Method: Forty-one healthy adults (18-85 years old) swallowed 5 blocks of 5 different boluses: 10-ml ultrathin liquid, a teaspoon of iced barium, a teaspoon of room-temperature pudding, a teaspoon of frozen pudding, and ultrathin barium with chocolate chips. All data were recorded with videofluoroscopy and underwent detailed timing kinematic measurements.

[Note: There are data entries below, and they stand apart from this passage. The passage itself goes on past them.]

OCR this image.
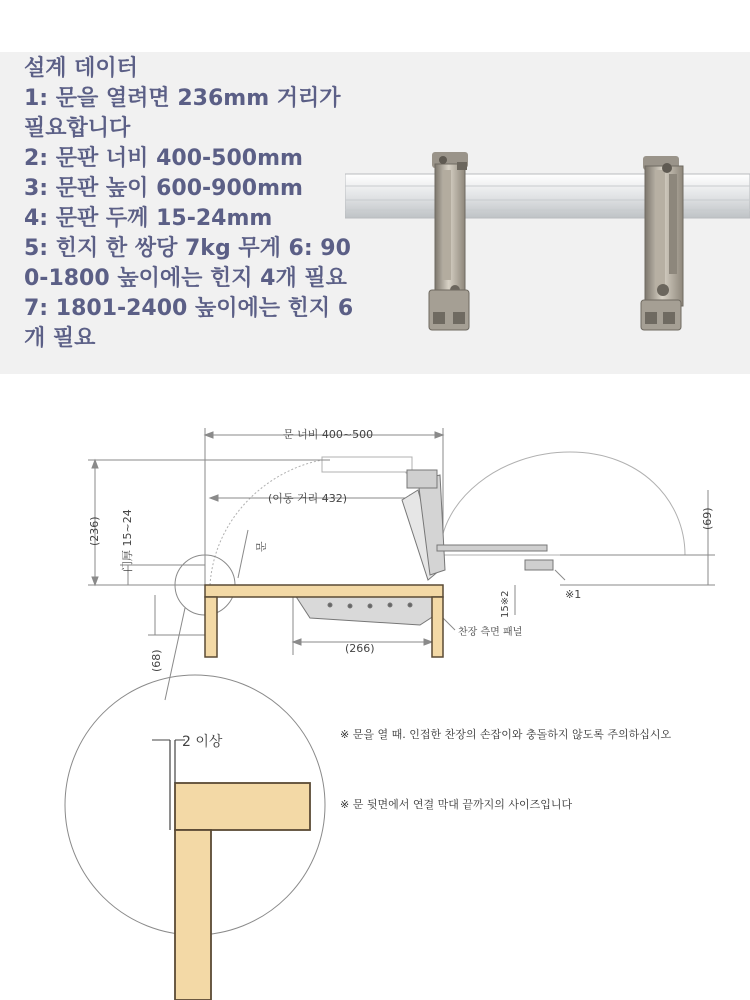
설계 데이터
1: 문을 열려면 236mm 거리가
필요합니다
2: 문판 너비 400-500mm
3: 문판 높이 600-900mm
4: 문판 두께 15-24mm
5: 힌지 한 쌍당 7kg 무게 6: 90
0-1800 높이에는 힌지 4개 필요
7: 1801-2400 높이에는 힌지 6
개 필요
문 너비 400~500
(이동 거리 432)
(236) 门厚 15~24	문
(69)
※1
15※2
찬장 측면 패널
(68)
(266)
2 이상	※ 문을 열 때. 인접한 찬장의 손잡이와 충돌하지 않도록 주의하십시오
※ 문 뒷면에서 연결 막대 끝까지의 사이즈입니다
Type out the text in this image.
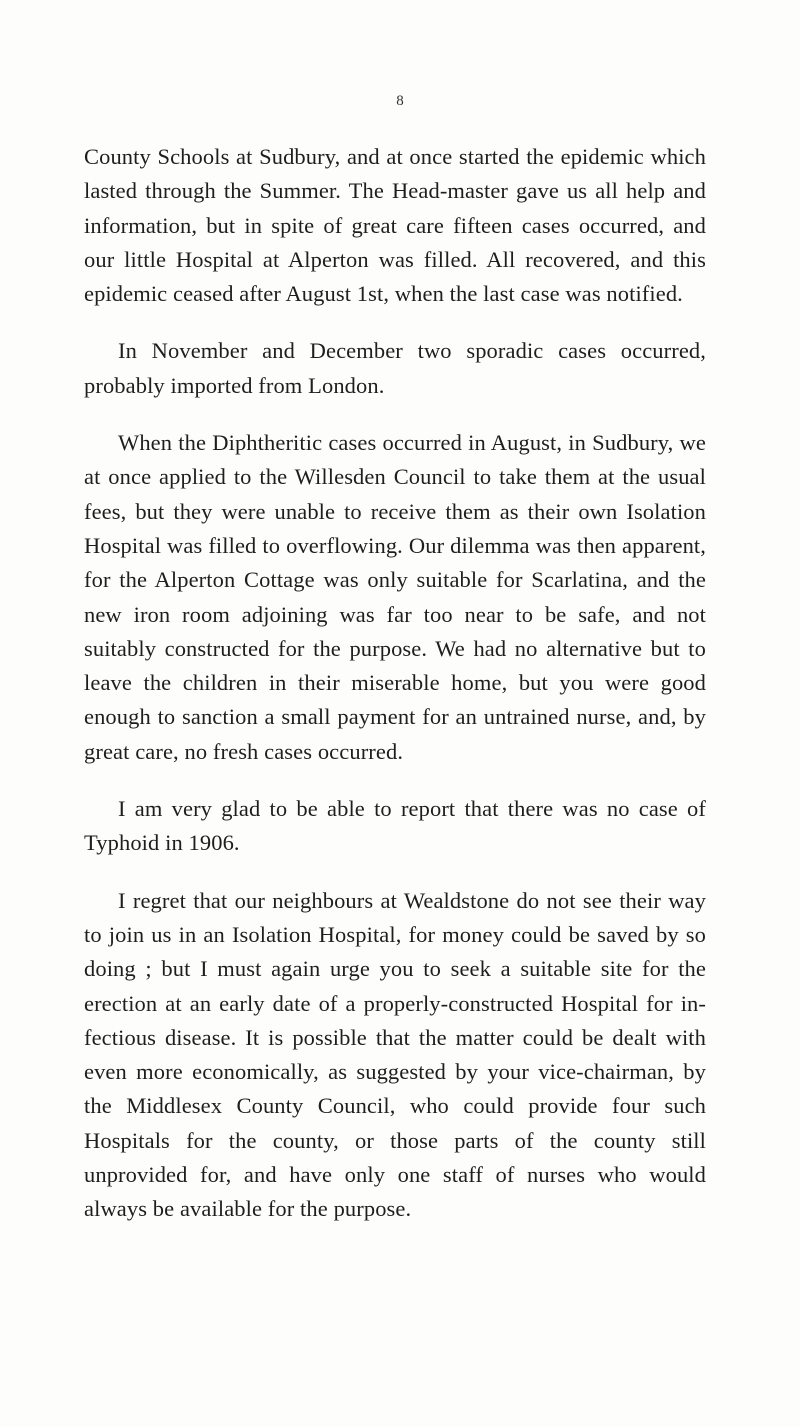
8

County Schools at Sudbury, and at once started the epidemic which lasted through the Summer. The Head-master gave us all help and information, but in spite of great care fifteen cases occurred, and our little Hospital at Alperton was filled. All recovered, and this epidemic ceased after August 1st, when the last case was notified.

In November and December two sporadic cases occurred, probably imported from London.

When the Diphtheritic cases occurred in August, in Sudbury, we at once applied to the Willesden Council to take them at the usual fees, but they were unable to receive them as their own Isolation Hospital was filled to overflowing. Our dilemma was then apparent, for the Alperton Cottage was only suitable for Scarlatina, and the new iron room adjoining was far too near to be safe, and not suitably constructed for the purpose. We had no alternative but to leave the children in their miserable home, but you were good enough to sanction a small payment for an untrained nurse, and, by great care, no fresh cases occurred.

I am very glad to be able to report that there was no case of Typhoid in 1906.

I regret that our neighbours at Wealdstone do not see their way to join us in an Isolation Hospital, for money could be saved by so doing ; but I must again urge you to seek a suitable site for the erection at an early date of a properly-constructed Hospital for in-fectious disease. It is possible that the matter could be dealt with even more economically, as suggested by your vice-chairman, by the Middlesex County Council, who could provide four such Hospitals for the county, or those parts of the county still unprovided for, and have only one staff of nurses who would always be available for the purpose.
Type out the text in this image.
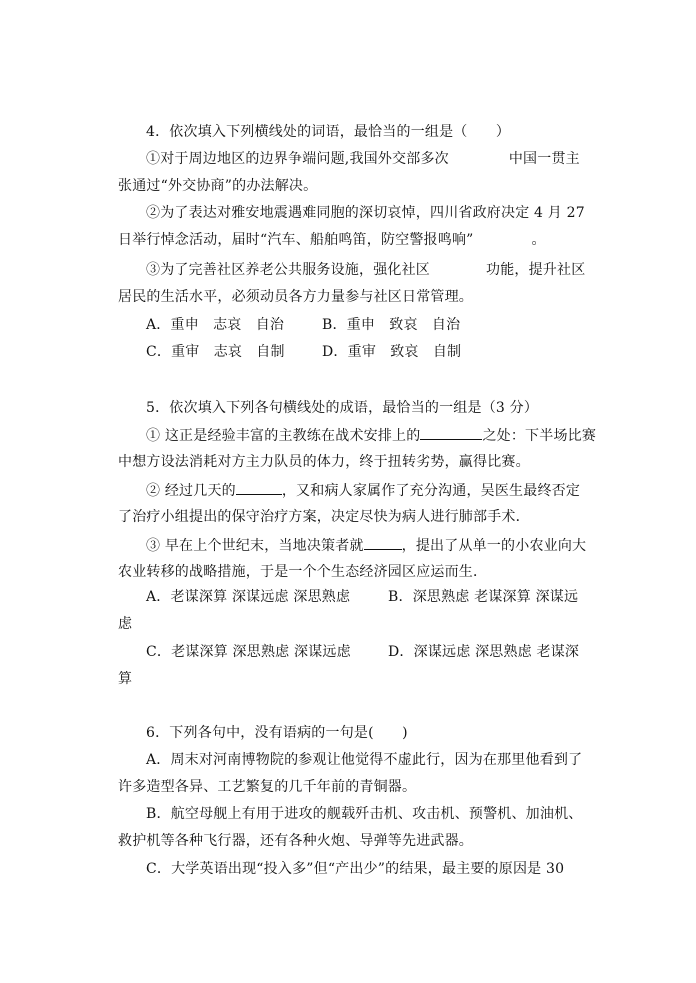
4．依次填入下列横线处的词语，最恰当的一组是（　　）
①对于周边地区的边界争端问题,我国外交部多次	中国一贯主
张通过“外交协商”的办法解决。
②为了表达对雅安地震遇难同胞的深切哀悼，四川省政府决定 4 月 27
日举行悼念活动，届时“汽车、船舶鸣笛，防空警报鸣响”	。
③为了完善社区养老公共服务设施，强化社区	功能，提升社区
居民的生活水平，必须动员各方力量参与社区日常管理。
A．重申　志哀　自治	B．重申　致哀　自治
C．重审　志哀　自制	D．重审　致哀　自制
5．依次填入下列各句横线处的成语，最恰当的一组是（3 分）
① 这正是经验丰富的主教练在战术安排上的	之处：下半场比赛
中想方设法消耗对方主力队员的体力，终于扭转劣势，赢得比赛。
② 经过几天的	，又和病人家属作了充分沟通，吴医生最终否定
了治疗小组提出的保守治疗方案，决定尽快为病人进行肺部手术．
③ 早在上个世纪末，当地决策者就	，提出了从单一的小农业向大
农业转移的战略措施，于是一个个生态经济园区应运而生．
A．老谋深算 深谋远虑 深思熟虑	B．深思熟虑 老谋深算 深谋远
虑
C．老谋深算 深思熟虑 深谋远虑	D．深谋远虑 深思熟虑 老谋深
算
6．下列各句中，没有语病的一句是(　　)
A．周末对河南博物院的参观让他觉得不虚此行，因为在那里他看到了
许多造型各异、工艺繁复的几千年前的青铜器。
B．航空母舰上有用于进攻的舰载歼击机、攻击机、预警机、加油机、
救护机等各种飞行器，还有各种火炮、导弹等先进武器。
C．大学英语出现“投入多”但“产出少”的结果，最主要的原因是 30
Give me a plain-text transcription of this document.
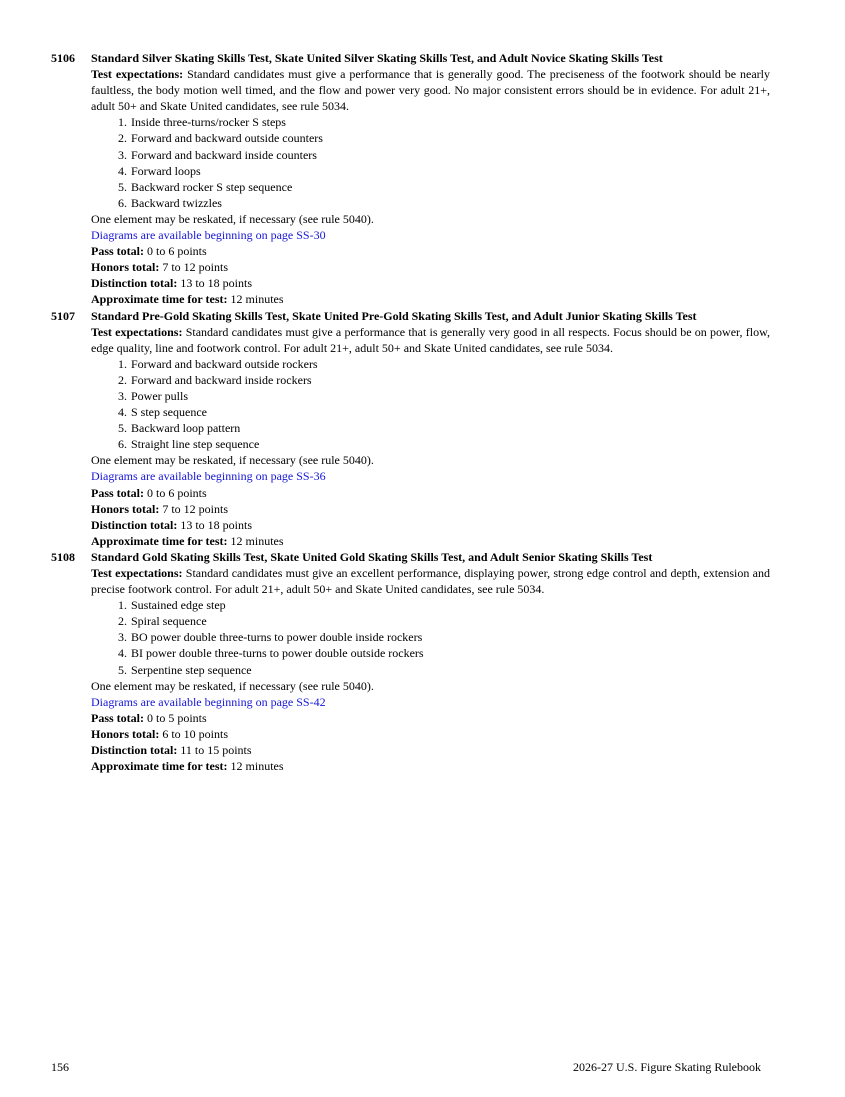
5106 Standard Silver Skating Skills Test, Skate United Silver Skating Skills Test, and Adult Novice Skating Skills Test

Test expectations: Standard candidates must give a performance that is generally good. The preciseness of the footwork should be nearly faultless, the body motion well timed, and the flow and power very good. No major consistent errors should be in evidence. For adult 21+, adult 50+ and Skate United candidates, see rule 5034.

1. Inside three-turns/rocker S steps
2. Forward and backward outside counters
3. Forward and backward inside counters
4. Forward loops
5. Backward rocker S step sequence
6. Backward twizzles
One element may be reskated, if necessary (see rule 5040).
Diagrams are available beginning on page SS-30
Pass total: 0 to 6 points
Honors total: 7 to 12 points
Distinction total: 13 to 18 points
Approximate time for test: 12 minutes
5107 Standard Pre-Gold Skating Skills Test, Skate United Pre-Gold Skating Skills Test, and Adult Junior Skating Skills Test

Test expectations: Standard candidates must give a performance that is generally very good in all respects. Focus should be on power, flow, edge quality, line and footwork control. For adult 21+, adult 50+ and Skate United candidates, see rule 5034.

1. Forward and backward outside rockers
2. Forward and backward inside rockers
3. Power pulls
4. S step sequence
5. Backward loop pattern
6. Straight line step sequence
One element may be reskated, if necessary (see rule 5040).
Diagrams are available beginning on page SS-36
Pass total: 0 to 6 points
Honors total: 7 to 12 points
Distinction total: 13 to 18 points
Approximate time for test: 12 minutes
5108 Standard Gold Skating Skills Test, Skate United Gold Skating Skills Test, and Adult Senior Skating Skills Test

Test expectations: Standard candidates must give an excellent performance, displaying power, strong edge control and depth, extension and precise footwork control. For adult 21+, adult 50+ and Skate United candidates, see rule 5034.

1. Sustained edge step
2. Spiral sequence
3. BO power double three-turns to power double inside rockers
4. BI power double three-turns to power double outside rockers
5. Serpentine step sequence
One element may be reskated, if necessary (see rule 5040).
Diagrams are available beginning on page SS-42
Pass total: 0 to 5 points
Honors total: 6 to 10 points
Distinction total: 11 to 15 points
Approximate time for test: 12 minutes
156	2026-27 U.S. Figure Skating Rulebook
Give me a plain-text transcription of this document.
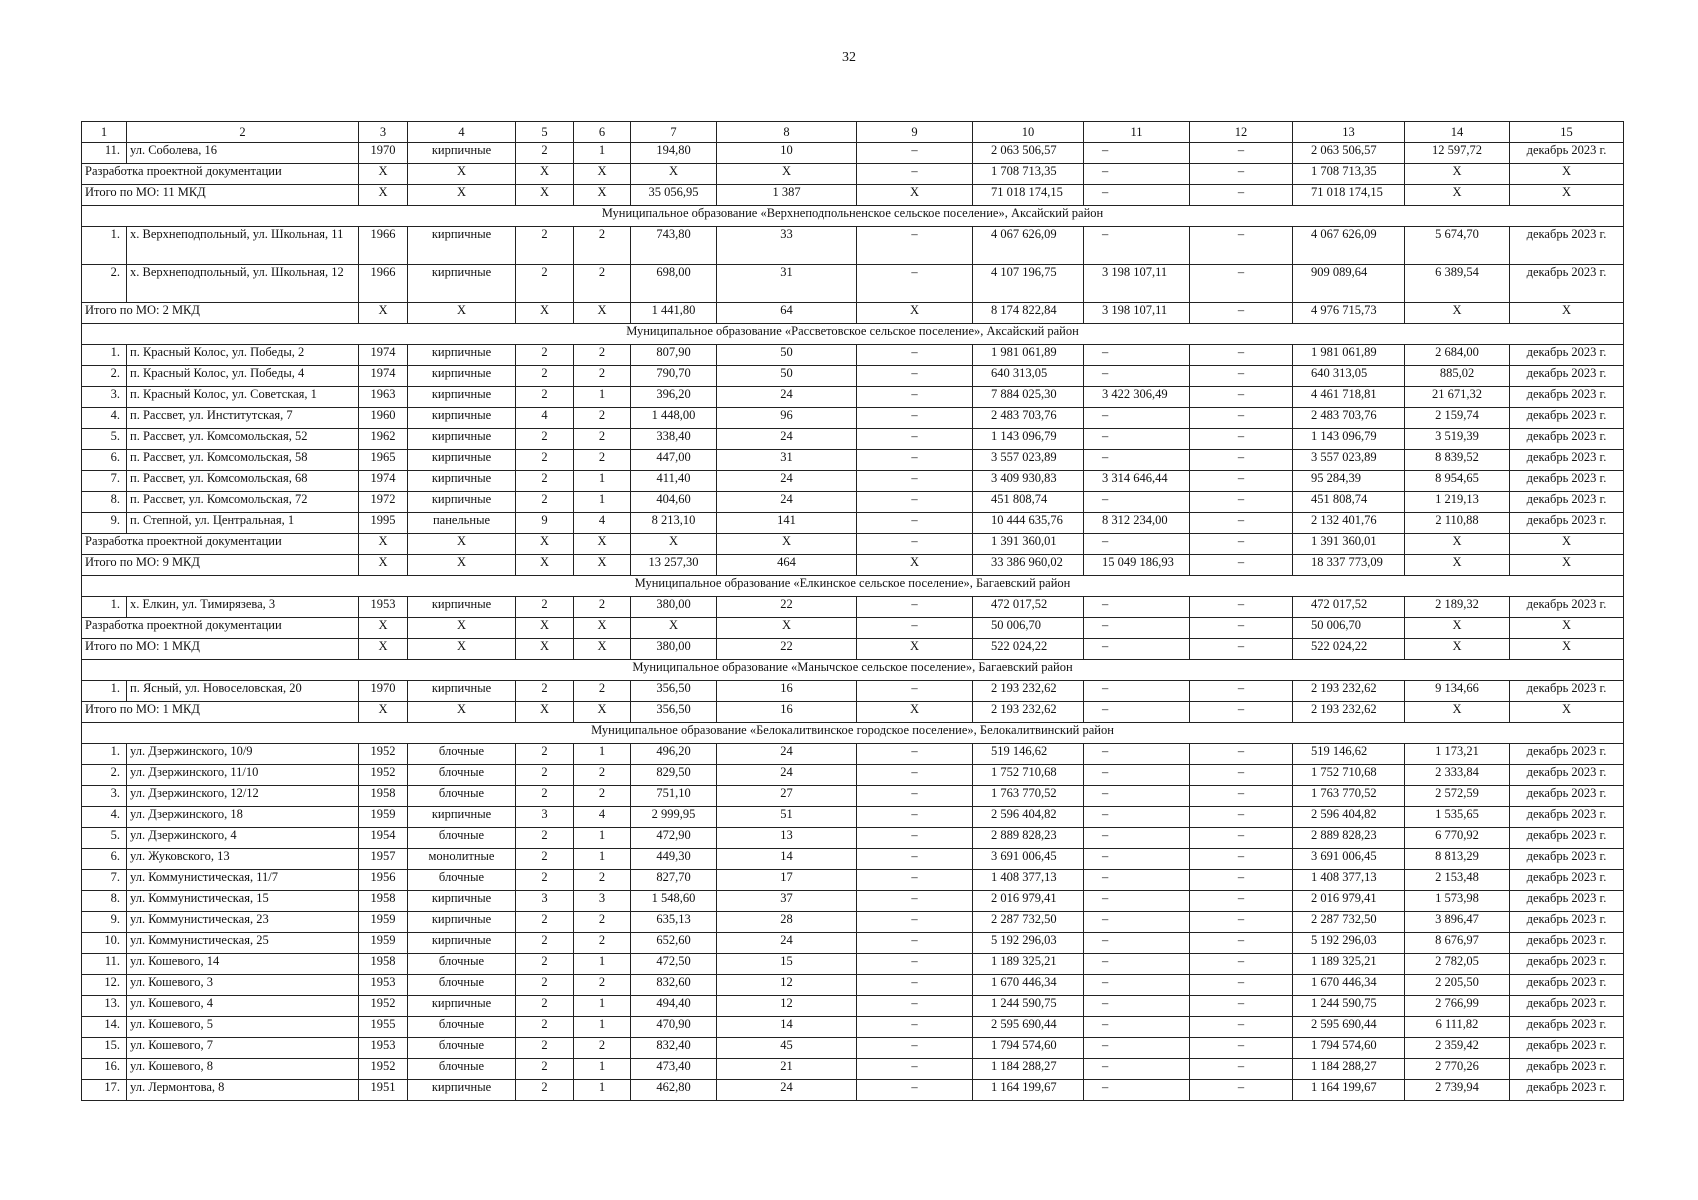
32
1	2	3	4	5	6	7	8	9	10	11	12	13	14	15
11.	ул. Соболева, 16	1970	кирпичные	2	1	194,80	10	–	2 063 506,57	–	–	2 063 506,57	12 597,72	декабрь 2023 г.
Разработка проектной документации		X	X	X	X	X	X	–	1 708 713,35	–	–	1 708 713,35	X	X
Итого по МО: 11 МКД		X	X	X	X	35 056,95	1 387	X	71 018 174,15	–	–	71 018 174,15	X	X
Муниципальное образование «Верхнеподпольненское сельское поселение», Аксайский район														
1.	х. Верхнеподпольный, ул. Школьная, 11	1966	кирпичные	2	2	743,80	33	–	4 067 626,09	–	–	4 067 626,09	5 674,70	декабрь 2023 г.
2.	х. Верхнеподпольный, ул. Школьная, 12	1966	кирпичные	2	2	698,00	31	–	4 107 196,75	3 198 107,11	–	909 089,64	6 389,54	декабрь 2023 г.
Итого по МО: 2 МКД		X	X	X	X	1 441,80	64	X	8 174 822,84	3 198 107,11	–	4 976 715,73	X	X
Муниципальное образование «Рассветовское сельское поселение», Аксайский район														
1.	п. Красный Колос, ул. Победы, 2	1974	кирпичные	2	2	807,90	50	–	1 981 061,89	–	–	1 981 061,89	2 684,00	декабрь 2023 г.
2.	п. Красный Колос, ул. Победы, 4	1974	кирпичные	2	2	790,70	50	–	640 313,05	–	–	640 313,05	885,02	декабрь 2023 г.
3.	п. Красный Колос, ул. Советская, 1	1963	кирпичные	2	1	396,20	24	–	7 884 025,30	3 422 306,49	–	4 461 718,81	21 671,32	декабрь 2023 г.
4.	п. Рассвет, ул. Институтская, 7	1960	кирпичные	4	2	1 448,00	96	–	2 483 703,76	–	–	2 483 703,76	2 159,74	декабрь 2023 г.
5.	п. Рассвет, ул. Комсомольская, 52	1962	кирпичные	2	2	338,40	24	–	1 143 096,79	–	–	1 143 096,79	3 519,39	декабрь 2023 г.
6.	п. Рассвет, ул. Комсомольская, 58	1965	кирпичные	2	2	447,00	31	–	3 557 023,89	–	–	3 557 023,89	8 839,52	декабрь 2023 г.
7.	п. Рассвет, ул. Комсомольская, 68	1974	кирпичные	2	1	411,40	24	–	3 409 930,83	3 314 646,44	–	95 284,39	8 954,65	декабрь 2023 г.
8.	п. Рассвет, ул. Комсомольская, 72	1972	кирпичные	2	1	404,60	24	–	451 808,74	–	–	451 808,74	1 219,13	декабрь 2023 г.
9.	п. Степной, ул. Центральная, 1	1995	панельные	9	4	8 213,10	141	–	10 444 635,76	8 312 234,00	–	2 132 401,76	2 110,88	декабрь 2023 г.
Разработка проектной документации		X	X	X	X	X	X	–	1 391 360,01	–	–	1 391 360,01	X	X
Итого по МО: 9 МКД		X	X	X	X	13 257,30	464	X	33 386 960,02	15 049 186,93	–	18 337 773,09	X	X
Муниципальное образование «Елкинское сельское поселение», Багаевский район														
1.	х. Елкин, ул. Тимирязева, 3	1953	кирпичные	2	2	380,00	22	–	472 017,52	–	–	472 017,52	2 189,32	декабрь 2023 г.
Разработка проектной документации		X	X	X	X	X	X	–	50 006,70	–	–	50 006,70	X	X
Итого по МО: 1 МКД		X	X	X	X	380,00	22	X	522 024,22	–	–	522 024,22	X	X
Муниципальное образование «Манычское сельское поселение», Багаевский район														
1.	п. Ясный, ул. Новоселовская, 20	1970	кирпичные	2	2	356,50	16	–	2 193 232,62	–	–	2 193 232,62	9 134,66	декабрь 2023 г.
Итого по МО: 1 МКД		X	X	X	X	356,50	16	X	2 193 232,62	–	–	2 193 232,62	X	X
Муниципальное образование «Белокалитвинское городское поселение», Белокалитвинский район														
1.	ул. Дзержинского, 10/9	1952	блочные	2	1	496,20	24	–	519 146,62	–	–	519 146,62	1 173,21	декабрь 2023 г.
2.	ул. Дзержинского, 11/10	1952	блочные	2	2	829,50	24	–	1 752 710,68	–	–	1 752 710,68	2 333,84	декабрь 2023 г.
3.	ул. Дзержинского, 12/12	1958	блочные	2	2	751,10	27	–	1 763 770,52	–	–	1 763 770,52	2 572,59	декабрь 2023 г.
4.	ул. Дзержинского, 18	1959	кирпичные	3	4	2 999,95	51	–	2 596 404,82	–	–	2 596 404,82	1 535,65	декабрь 2023 г.
5.	ул. Дзержинского, 4	1954	блочные	2	1	472,90	13	–	2 889 828,23	–	–	2 889 828,23	6 770,92	декабрь 2023 г.
6.	ул. Жуковского, 13	1957	монолитные	2	1	449,30	14	–	3 691 006,45	–	–	3 691 006,45	8 813,29	декабрь 2023 г.
7.	ул. Коммунистическая, 11/7	1956	блочные	2	2	827,70	17	–	1 408 377,13	–	–	1 408 377,13	2 153,48	декабрь 2023 г.
8.	ул. Коммунистическая, 15	1958	кирпичные	3	3	1 548,60	37	–	2 016 979,41	–	–	2 016 979,41	1 573,98	декабрь 2023 г.
9.	ул. Коммунистическая, 23	1959	кирпичные	2	2	635,13	28	–	2 287 732,50	–	–	2 287 732,50	3 896,47	декабрь 2023 г.
10.	ул. Коммунистическая, 25	1959	кирпичные	2	2	652,60	24	–	5 192 296,03	–	–	5 192 296,03	8 676,97	декабрь 2023 г.
11.	ул. Кошевого, 14	1958	блочные	2	1	472,50	15	–	1 189 325,21	–	–	1 189 325,21	2 782,05	декабрь 2023 г.
12.	ул. Кошевого, 3	1953	блочные	2	2	832,60	12	–	1 670 446,34	–	–	1 670 446,34	2 205,50	декабрь 2023 г.
13.	ул. Кошевого, 4	1952	кирпичные	2	1	494,40	12	–	1 244 590,75	–	–	1 244 590,75	2 766,99	декабрь 2023 г.
14.	ул. Кошевого, 5	1955	блочные	2	1	470,90	14	–	2 595 690,44	–	–	2 595 690,44	6 111,82	декабрь 2023 г.
15.	ул. Кошевого, 7	1953	блочные	2	2	832,40	45	–	1 794 574,60	–	–	1 794 574,60	2 359,42	декабрь 2023 г.
16.	ул. Кошевого, 8	1952	блочные	2	1	473,40	21	–	1 184 288,27	–	–	1 184 288,27	2 770,26	декабрь 2023 г.
17.	ул. Лермонтова, 8	1951	кирпичные	2	1	462,80	24	–	1 164 199,67	–	–	1 164 199,67	2 739,94	декабрь 2023 г.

Results: Neither barium ice nor frozen pudding sped up swallow responses. Many healthy adults initiated swallowing with the bolus as deep as the pyriform sinuses. Swallowing temporal kinematics for ultrathin liquid consistencies are most different from all others tested, requiring the best possible physiological swallowing performance in younger and older healthy individuals (i.e., faster reaction times, longer durations) compared with other bolus types tested. In each measure, older adults had significantly longer durations compared with the younger adults. More variability in swallowing kinematics were seen with age and laryngeal vestibule kinematics.
Conclusion: This study provides important contributions to the literature by clarifying normal variability within a wide range of swallowing behaviors and by providing normative data from which to compare disordered populations.